Hydrogen isotope retention in plasma-facing materials: Review of recent experimental results

2007 
Recent data on deuterium retention in carbon fibre composites and tungsten both irradiated with D ions and exposed to D plasmas are presented. Deuterium depth profiles measured up to depths of 7–14 μm allow understanding of the mechanism which is responsible for the hydrogen isotope trapping in these materials. In the CFC materials the amount of retained deuterium increases with the ion fluence at all irradiation temperatures in the range from 323 to 723 K. No saturation is reached as observed in pyrolytic graphite. Depth profiles show that saturation occurs only within a near surface layer corresponding to the ion range.
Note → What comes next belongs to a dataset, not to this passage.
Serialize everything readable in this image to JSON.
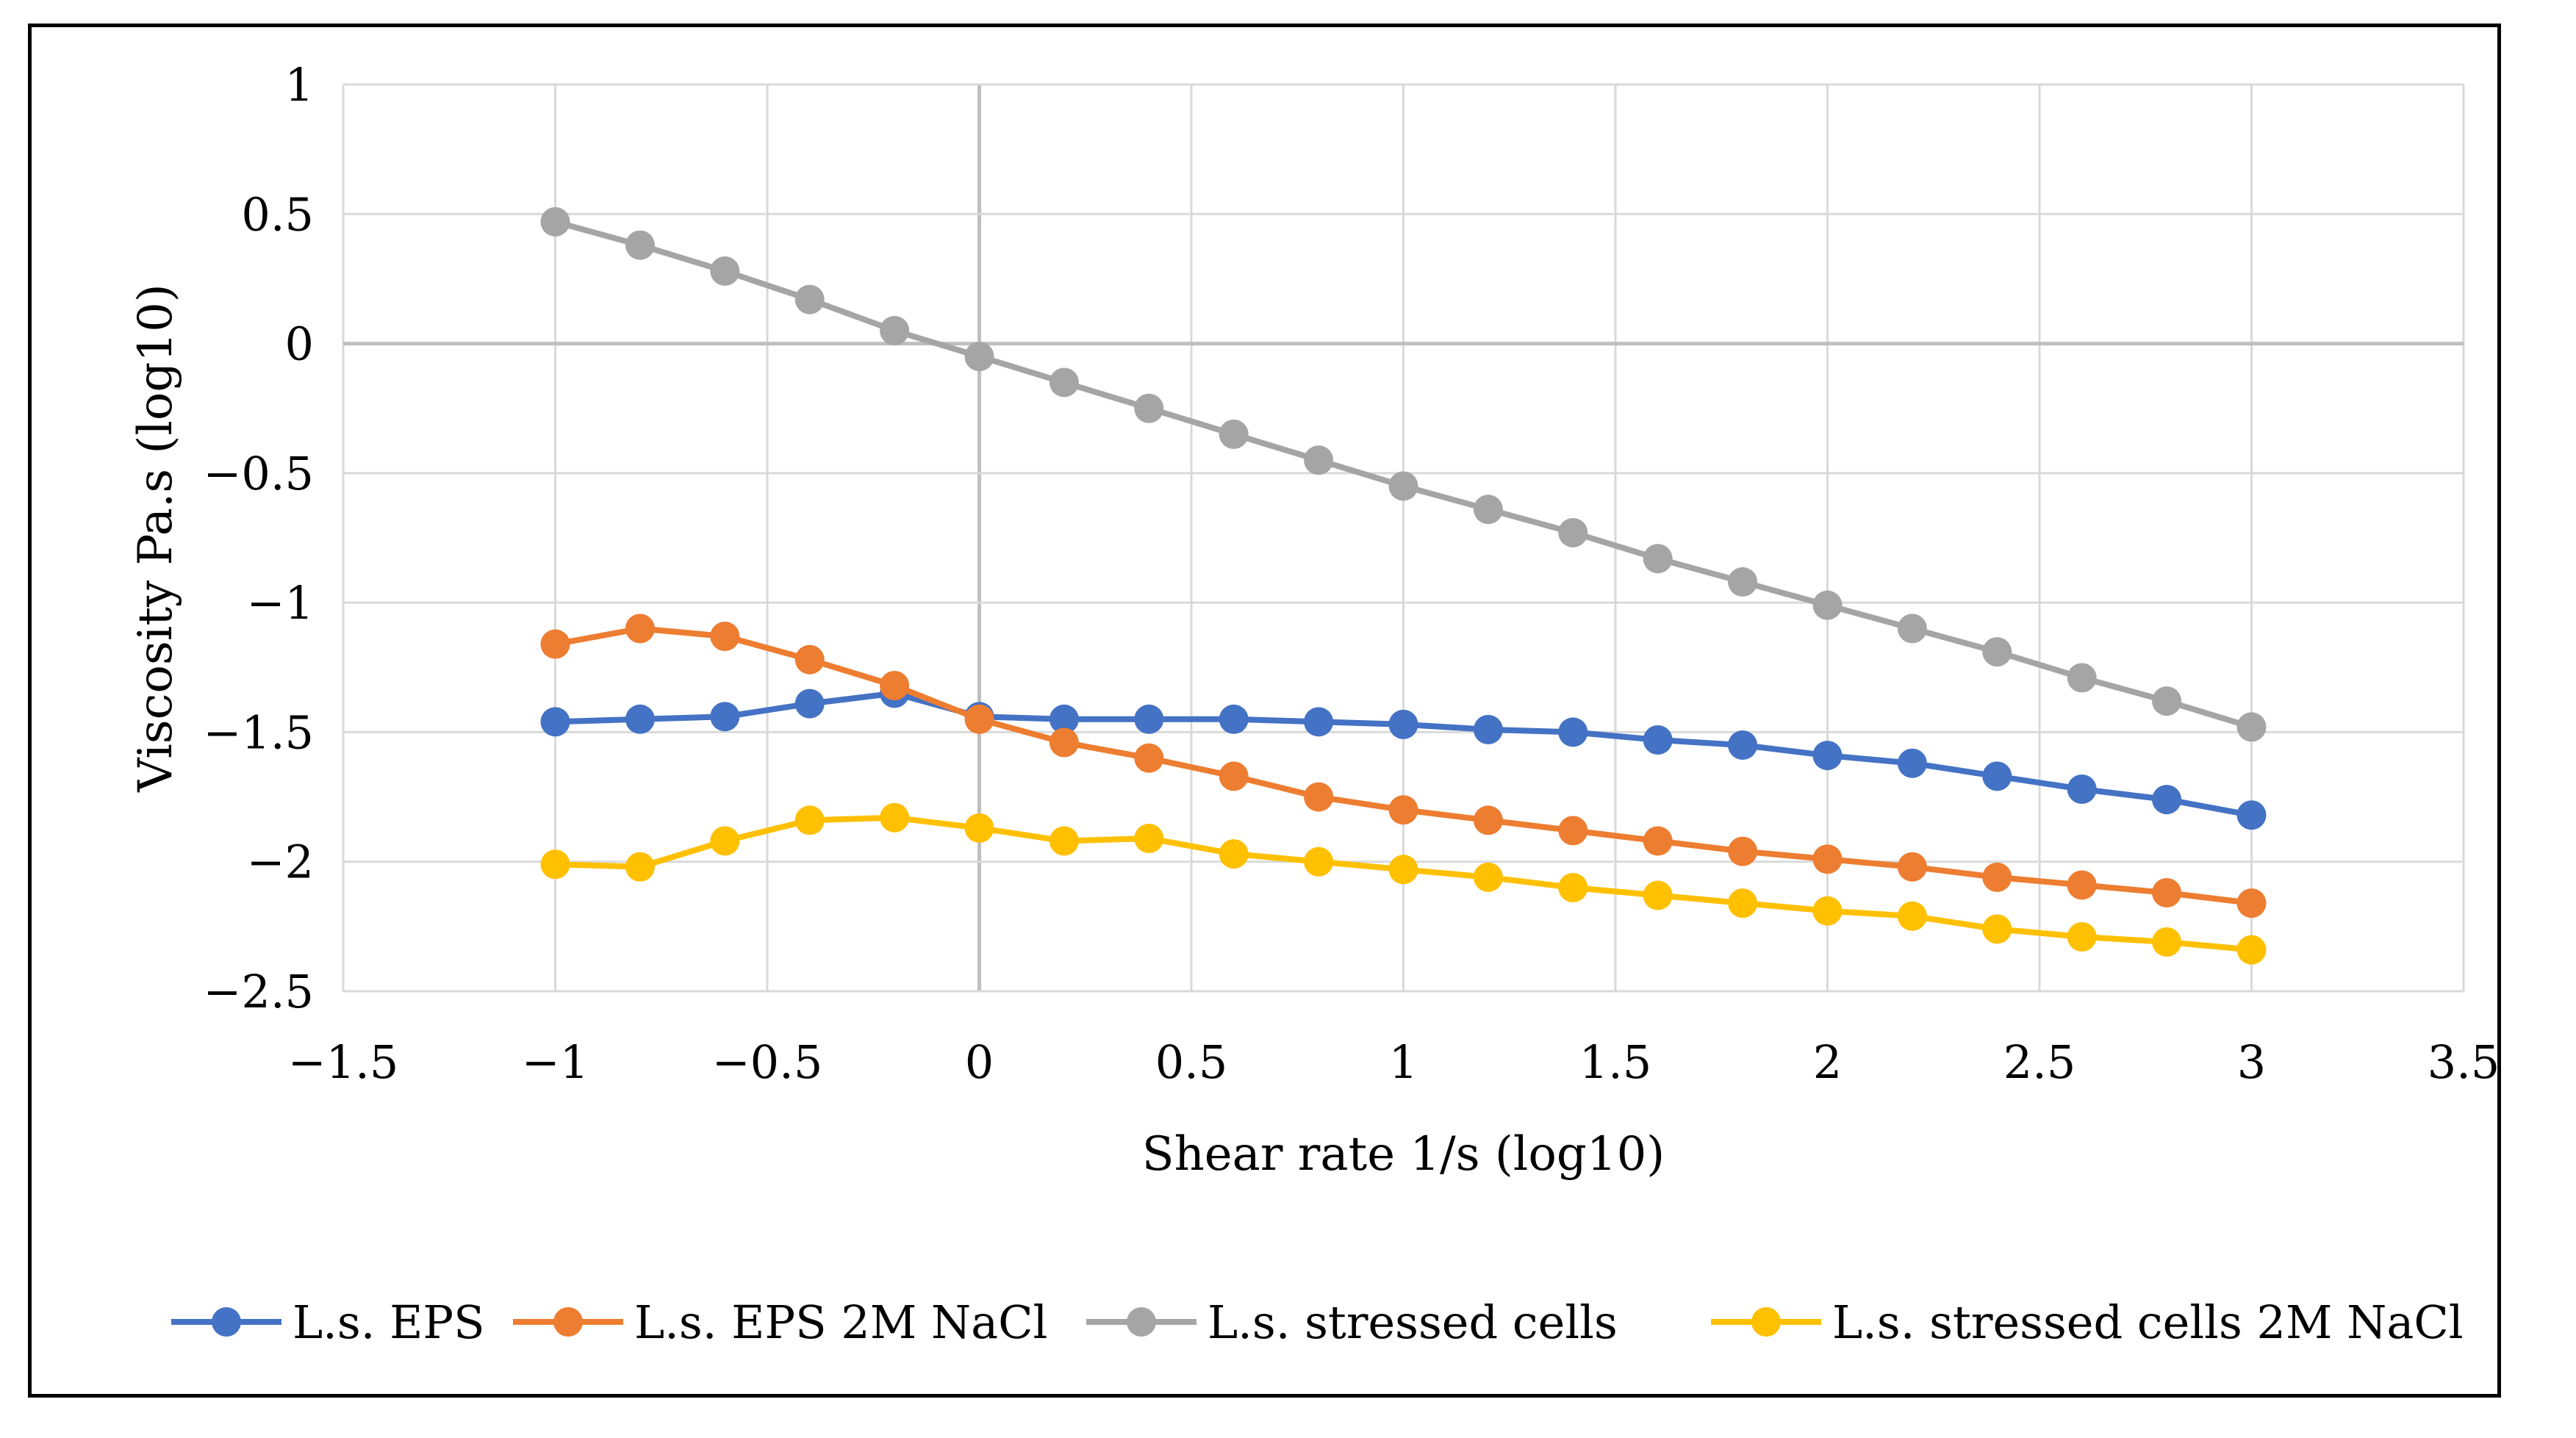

The increase in total retention at near-room temperature is accompanied by an increasing of the long profile tail extending beyond 14 μm with the D concentration of about 10−1 at.% at a depth of 10 μm for fluences above 1024 D m−2. The depth at which deuterium is retained in tungsten (W) can be divided into three zones: (i) the near-surface layer (up to a depth of 0.2–0.5 μm depending on ion energy), (ii) the sub-surface layer (from ~0.5 to ~2 μm), and (iii) the bulk (>5 μm). Low-energy D ion irradiation modifies the W structure to depths of up to about 5 μm, both for W single crystals and polycrystalline W. The high D concentration (0.1–0.3 at.%) at depths of 1–3 μm relates to accumulation of D2 molecules in vacancy clusters and voids. These defects are supposed to be generated due to plastic deformation of the W surface caused by deuterium supersaturation within the near-surface layer.